Thursday, February 16, 2012

Actress Katherine Heigl shows off her e-cigarette on 'The Late Show with David Letterman'.

E-cig smokers can keep puffing. 

An appeals court is saying the Food and Drug Administration cannot stop imports of electronic cigarettes. 
The FDA wants to regulate e-cigarettes as a drug-device and last year ordered that a shipment could not enter the United States. 

But Sottera Inc. of Arizona, which does business as e-cigarette distributor NJOY, says in a lawsuit that its product cannot be regulated as a drug-device. 

"We're thrilled," Craig Weiss, the president of  theScottsdale, Arizona-based company told Business Week. "Now we can continue to sell e-cigarettes under the regulations of the Tobacco Act."

E-cigarettes operate with a heating element and a battery.
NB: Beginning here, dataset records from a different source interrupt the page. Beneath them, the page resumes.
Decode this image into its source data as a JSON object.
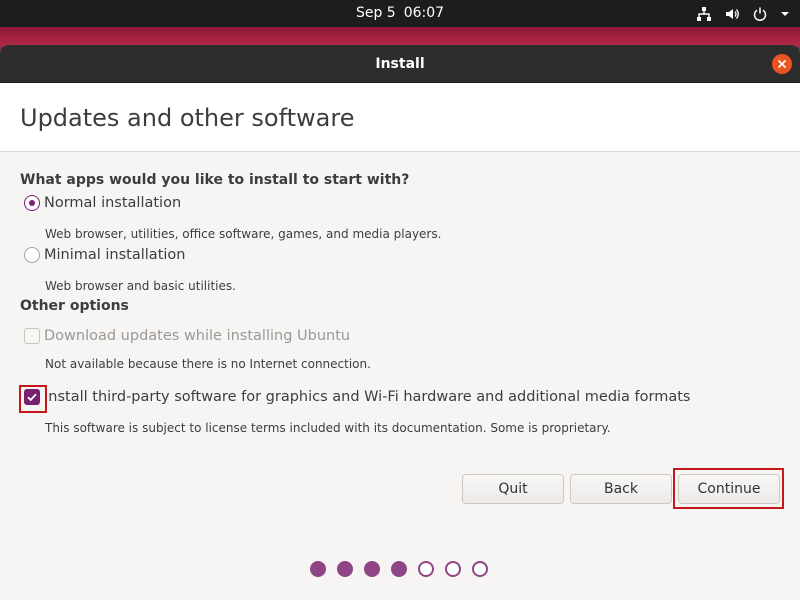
{
  "topbar": {
    "date": "Sep 5",
    "time": "06:07",
    "icons": [
      "network-icon",
      "volume-icon",
      "power-icon",
      "menu-arrow-icon"
    ]
  },
  "window": {
    "title": "Install",
    "close_icon": "close-icon"
  },
  "page": {
    "heading": "Updates and other software"
  },
  "apps_section": {
    "question": "What apps would you like to install to start with?",
    "options": [
      {
        "label": "Normal installation",
        "description": "Web browser, utilities, office software, games, and media players.",
        "selected": true
      },
      {
        "label": "Minimal installation",
        "description": "Web browser and basic utilities.",
        "selected": false
      }
    ]
  },
  "other_options": {
    "heading": "Other options",
    "download_updates": {
      "label": "Download updates while installing Ubuntu",
      "description": "Not available because there is no Internet connection.",
      "checked": false,
      "disabled": true
    },
    "third_party": {
      "label": "Install third-party software for graphics and Wi-Fi hardware and additional media formats",
      "description": "This software is subject to license terms included with its documentation. Some is proprietary.",
      "checked": true
    }
  },
  "buttons": {
    "quit": "Quit",
    "back": "Back",
    "continue": "Continue"
  },
  "progress": {
    "total_steps": 7,
    "completed_steps": 4
  },
  "colors": {
    "accent": "#77216f",
    "highlight": "#c4181d",
    "close": "#e9541f"
  }
}
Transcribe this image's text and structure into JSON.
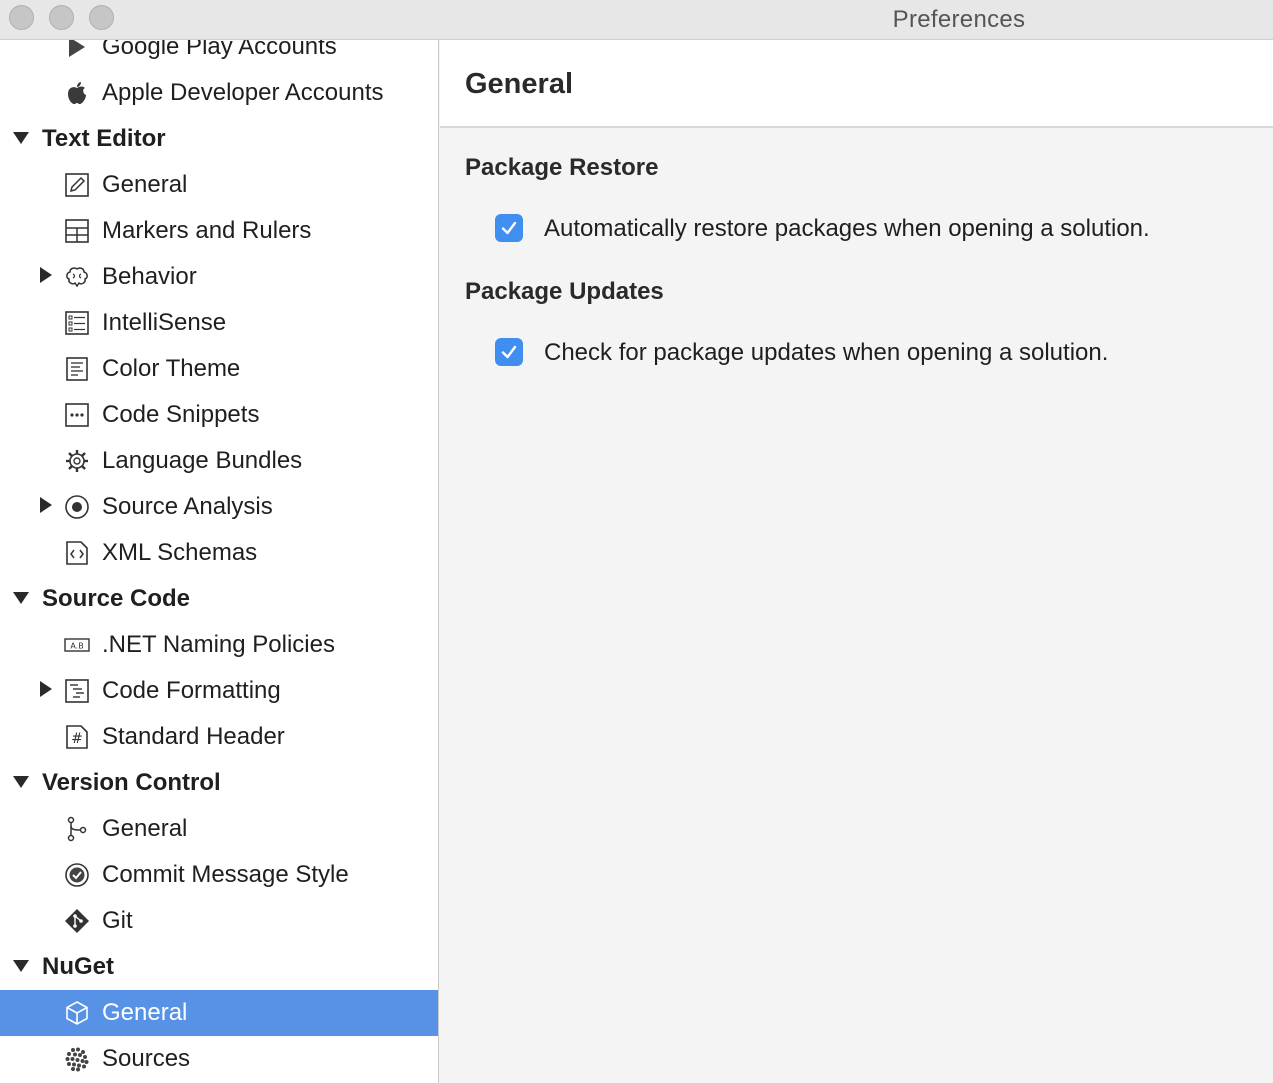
{
  "window": {
    "title": "Preferences"
  },
  "sidebar": {
    "rows": [
      {
        "kind": "item",
        "label": "Google Play Accounts",
        "icon": "google-play-icon"
      },
      {
        "kind": "item",
        "label": "Apple Developer Accounts",
        "icon": "apple-icon"
      },
      {
        "kind": "group",
        "label": "Text Editor",
        "expanded": true
      },
      {
        "kind": "item",
        "label": "General",
        "icon": "pencil-icon"
      },
      {
        "kind": "item",
        "label": "Markers and Rulers",
        "icon": "grid-icon"
      },
      {
        "kind": "item",
        "label": "Behavior",
        "icon": "brain-icon",
        "collapsed_children": true
      },
      {
        "kind": "item",
        "label": "IntelliSense",
        "icon": "list-icon"
      },
      {
        "kind": "item",
        "label": "Color Theme",
        "icon": "document-lines-icon"
      },
      {
        "kind": "item",
        "label": "Code Snippets",
        "icon": "dots-box-icon"
      },
      {
        "kind": "item",
        "label": "Language Bundles",
        "icon": "gear-icon"
      },
      {
        "kind": "item",
        "label": "Source Analysis",
        "icon": "radio-target-icon",
        "collapsed_children": true
      },
      {
        "kind": "item",
        "label": "XML Schemas",
        "icon": "code-file-icon"
      },
      {
        "kind": "group",
        "label": "Source Code",
        "expanded": true
      },
      {
        "kind": "item",
        "label": ".NET Naming Policies",
        "icon": "naming-icon"
      },
      {
        "kind": "item",
        "label": "Code Formatting",
        "icon": "format-icon",
        "collapsed_children": true
      },
      {
        "kind": "item",
        "label": "Standard Header",
        "icon": "hash-file-icon"
      },
      {
        "kind": "group",
        "label": "Version Control",
        "expanded": true
      },
      {
        "kind": "item",
        "label": "General",
        "icon": "branch-icon"
      },
      {
        "kind": "item",
        "label": "Commit Message Style",
        "icon": "check-circle-icon"
      },
      {
        "kind": "item",
        "label": "Git",
        "icon": "git-icon"
      },
      {
        "kind": "group",
        "label": "NuGet",
        "expanded": true
      },
      {
        "kind": "item",
        "label": "General",
        "icon": "package-icon",
        "selected": true
      },
      {
        "kind": "item",
        "label": "Sources",
        "icon": "sources-icon"
      }
    ]
  },
  "main": {
    "title": "General",
    "sections": [
      {
        "title": "Package Restore",
        "option": {
          "label": "Automatically restore packages when opening a solution.",
          "checked": true
        }
      },
      {
        "title": "Package Updates",
        "option": {
          "label": "Check for package updates when opening a solution.",
          "checked": true
        }
      }
    ]
  },
  "colors": {
    "selection": "#5792e7",
    "checkbox": "#3f8ef0"
  }
}
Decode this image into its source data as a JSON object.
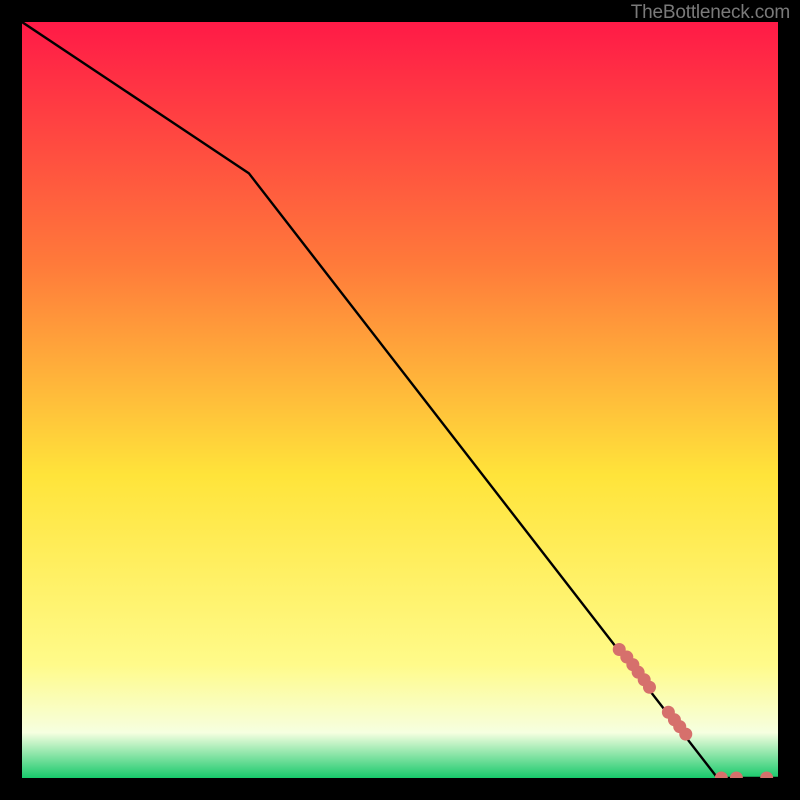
{
  "attribution": "TheBottleneck.com",
  "colors": {
    "gradient_top": "#ff1a47",
    "gradient_mid_upper": "#ff7a3a",
    "gradient_mid": "#ffe43a",
    "gradient_lower": "#fffb8a",
    "gradient_lowest": "#f6ffe0",
    "gradient_bottom": "#18c96b",
    "line": "#000000",
    "marker": "#d6706c",
    "frame": "#000000"
  },
  "chart_data": {
    "type": "line",
    "title": "",
    "xlabel": "",
    "ylabel": "",
    "xlim": [
      0,
      100
    ],
    "ylim": [
      0,
      100
    ],
    "grid": false,
    "legend": false,
    "series": [
      {
        "name": "bottleneck-curve",
        "x": [
          0,
          30,
          92,
          100
        ],
        "y": [
          100,
          80,
          0,
          0
        ]
      }
    ],
    "markers": [
      {
        "name": "highlight-points",
        "points": [
          {
            "x": 79,
            "y": 17
          },
          {
            "x": 80,
            "y": 16
          },
          {
            "x": 80.8,
            "y": 15
          },
          {
            "x": 81.5,
            "y": 14
          },
          {
            "x": 82.3,
            "y": 13
          },
          {
            "x": 83,
            "y": 12
          },
          {
            "x": 85.5,
            "y": 8.7
          },
          {
            "x": 86.3,
            "y": 7.7
          },
          {
            "x": 87,
            "y": 6.8
          },
          {
            "x": 87.8,
            "y": 5.8
          },
          {
            "x": 92.5,
            "y": 0
          },
          {
            "x": 94.5,
            "y": 0
          },
          {
            "x": 98.5,
            "y": 0
          }
        ]
      }
    ]
  }
}
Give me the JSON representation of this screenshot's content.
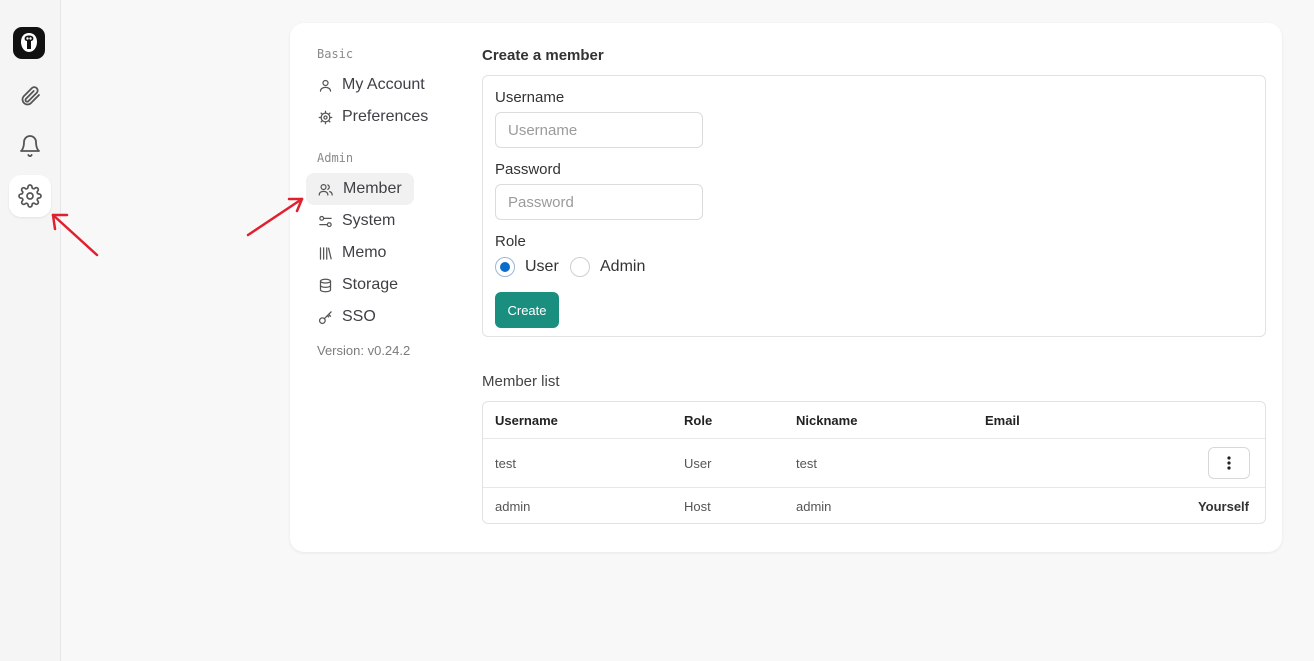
{
  "settings_nav": {
    "basic_label": "Basic",
    "admin_label": "Admin",
    "items": [
      {
        "label": "My Account",
        "icon": "user-icon"
      },
      {
        "label": "Preferences",
        "icon": "cog-icon"
      },
      {
        "label": "Member",
        "icon": "users-icon"
      },
      {
        "label": "System",
        "icon": "settings-sliders-icon"
      },
      {
        "label": "Memo",
        "icon": "library-icon"
      },
      {
        "label": "Storage",
        "icon": "database-icon"
      },
      {
        "label": "SSO",
        "icon": "key-icon"
      }
    ],
    "active": "Member",
    "version": "Version: v0.24.2"
  },
  "create_member": {
    "title": "Create a member",
    "username_label": "Username",
    "username_placeholder": "Username",
    "password_label": "Password",
    "password_placeholder": "Password",
    "role_label": "Role",
    "role_options": [
      "User",
      "Admin"
    ],
    "role_selected": "User",
    "create_label": "Create"
  },
  "member_list": {
    "title": "Member list",
    "columns": [
      "Username",
      "Role",
      "Nickname",
      "Email"
    ],
    "rows": [
      {
        "username": "test",
        "role": "User",
        "nickname": "test",
        "email": ""
      },
      {
        "username": "admin",
        "role": "Host",
        "nickname": "admin",
        "email": "",
        "note": "Yourself"
      }
    ]
  },
  "colors": {
    "accent": "#1a8f80",
    "radio_checked": "#0b6bcb",
    "annotation_arrow": "#e0202e"
  }
}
Users inhale a vaporized liquid nicotine mixture much the way traditional smokers inhale smoke, but without fire, smoke, ash or carbon monoxide. 

"Some people believe that e-cigarettes are a safe substitute for conventional cigarettes," said study co-author Dr. Prue Talbot, director of UC Riverside's Stem Cell Center. "However, there are virtually no scientific studies on e-cigarettes and their safety. Our study — one of the first studies to evaluate e-cigarettes — shows that this product has many flaws, which could cause serious public health problems in the future if the flaws go uncorrected."